Jumat, 18 April 2014

Serba Cepat

Serba Cepat

Iwel Sastra  ;   Komedian
TEMPO.CO, 17 April 2014
                                      
                                                                                         
                                                             
Saya selalu tersenyum saat membaca kembali anekdot tentang seorang pria tua yang setiap kali naik kereta memilih tempat duduk di gerbong paling depan. Alasannya agar sampai duluan. Saya juga masih geli sendiri mengingat anekdot tentang orang kaya super-pelit yang tidak mau naik kereta shinkansen-kereta berkecepatan tinggi di Jepang. Alasannya rugi bayar mahal, karena baru duduk sudah sampai. Anekdot-anekdot ini menggambarkan bahwa untuk cepat sampai di tujuan oleh setiap orang dimaknai berbeda, sehingga melahirkan strategi yang berbeda pula.

Saat ini kita hidup di zaman serba cepat. Bukan hanya bidang transportasi seperti anekdot di atas, tapi juga pada bidang informasi hingga makanan cepat saji. Berita kehidupan rumah tangga selebritas yang kurang harmonis cepat sampai ke telinga kita. Kecepatan informasi ini membuat saya mau enggak mau jadi tahu bahwa Bopak Costello akan bercerai dengan istrinya. Kenapa saya harus tahu? Padahal Bopak sendiri tidak tahu bahwa saya tahu dia akan bercerai.

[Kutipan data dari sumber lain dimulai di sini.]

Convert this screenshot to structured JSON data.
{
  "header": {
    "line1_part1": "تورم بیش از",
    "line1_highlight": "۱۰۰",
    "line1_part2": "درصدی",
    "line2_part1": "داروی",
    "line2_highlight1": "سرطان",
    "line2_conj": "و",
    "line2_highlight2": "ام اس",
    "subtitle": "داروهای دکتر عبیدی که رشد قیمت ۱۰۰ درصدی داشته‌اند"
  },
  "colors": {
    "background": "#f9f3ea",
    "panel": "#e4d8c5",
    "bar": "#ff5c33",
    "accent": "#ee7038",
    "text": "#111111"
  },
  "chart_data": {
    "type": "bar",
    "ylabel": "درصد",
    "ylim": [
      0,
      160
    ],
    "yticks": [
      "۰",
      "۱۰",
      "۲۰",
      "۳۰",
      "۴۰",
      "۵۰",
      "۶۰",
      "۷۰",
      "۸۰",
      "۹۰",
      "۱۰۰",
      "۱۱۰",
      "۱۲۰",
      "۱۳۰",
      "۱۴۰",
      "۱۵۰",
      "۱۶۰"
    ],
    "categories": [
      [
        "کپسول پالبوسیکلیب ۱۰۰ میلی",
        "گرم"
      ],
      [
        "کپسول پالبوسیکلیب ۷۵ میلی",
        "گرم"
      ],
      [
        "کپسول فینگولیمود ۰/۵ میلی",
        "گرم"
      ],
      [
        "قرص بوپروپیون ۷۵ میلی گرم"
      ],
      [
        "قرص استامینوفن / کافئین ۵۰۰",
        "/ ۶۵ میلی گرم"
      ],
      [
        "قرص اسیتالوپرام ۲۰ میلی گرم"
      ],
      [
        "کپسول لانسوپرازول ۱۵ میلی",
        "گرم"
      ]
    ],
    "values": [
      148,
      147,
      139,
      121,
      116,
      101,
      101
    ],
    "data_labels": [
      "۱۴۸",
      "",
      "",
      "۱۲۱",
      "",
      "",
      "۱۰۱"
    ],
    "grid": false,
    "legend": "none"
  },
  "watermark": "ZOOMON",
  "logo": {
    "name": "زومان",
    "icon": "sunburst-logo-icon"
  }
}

Makanan cepat saji semakin menjadi pilihan di tengah makin tingginya kesibukan masyarakat urban. Saya tidak terlalu suka makanan cepat saji, saya lebih suka makanan yang cepat dibayarin.

Segala yang serba cepat ini menular ke ranah politik. Pemenang pemilu telah terlebih dulu ditentukan oleh hasil hitung cepat. Padahal saat ini masih tersisa berbagai persoalan pemilu. Petinggi partai politik sudah tidak peduli mengenai adanya sejumlah surat suara yang tertukar, sehingga harus dilakukan pemilu ulang di beberapa tempat pemungutan suara. Hasil hitung cepat sejumlah lembaga survei dianggap cukup sebagai dasar untuk melakukan koalisi secara cepat. Seakan "hitung lambat" yang dilakukan KPU, yang merupakan hasil hitung resmi, menjadi tidak penting lagi.

Ada beberapa faktor penyebab politik Indonesia masuk ke era serba cepat. Pertama, karena rakyat ingin segera merasakan perubahan. Sepertinya selama ini rakyat merasa perubahan berjalan lamban. Kondisi bangsa semakin terpuruk, sehingga peralihan tampuk pimpinan nasional harus disiapkan dengan cepat untuk percepatan perubahan. Kedua, elite politik ibarat anak kecil yang sedang antre permainan di taman bermain, sudah tidak sabar gantian untuk ikut merasakan permainan kuda-kudaan. Apalagi yang merasa dirinya berada di antrean paling depan, merasa lebih pantas untuk menaiki kuda-kudaan lebih dulu.

Dalam hal perasaan, bangsa kita sudah lebih cepat lagi menganut paham serba cepat. Cepat suka, cepat benci. Sepuluh tahun yang lalu, rasa suka dengan cepat tertuju kepada Susilo Bambang Yudhoyono, yang saat itu maju sebagai calon presiden. Rasa suka itu pun dengan cepat berbalik arah di tengah jalan. Sekarang Jokowi dan Prabowo, yang disebut sebagai calon kuat calon presiden sama-sama menggunakan prinsip siapa cepat dia dapat, untuk mendapatkan rasa suka rakyat. Isu-isu yang saling menjatuhkan beredar dengan sangat cepat.

Bagaimanapun, sekarang kita hidup di zaman serba cepat. Ketertinggalan dari negara tetangga, seperti Singapura, Malaysia, bahkan Vietnam, membuat rakyat sudah tidak sabar untuk merasakan perubahan dengan cepat. Meski semuanya sekarang serba cepat, saya yakin prinsip serba cepat ini tidak disukai oleh pengantin baru. Bahkan pengantin baru punya prinsip, makin lama makin baik. Jangan mikir yang aneh-aneh dulu, maksudnya tentu pengantin baru ingin rumah tangga mereka bertahan lama.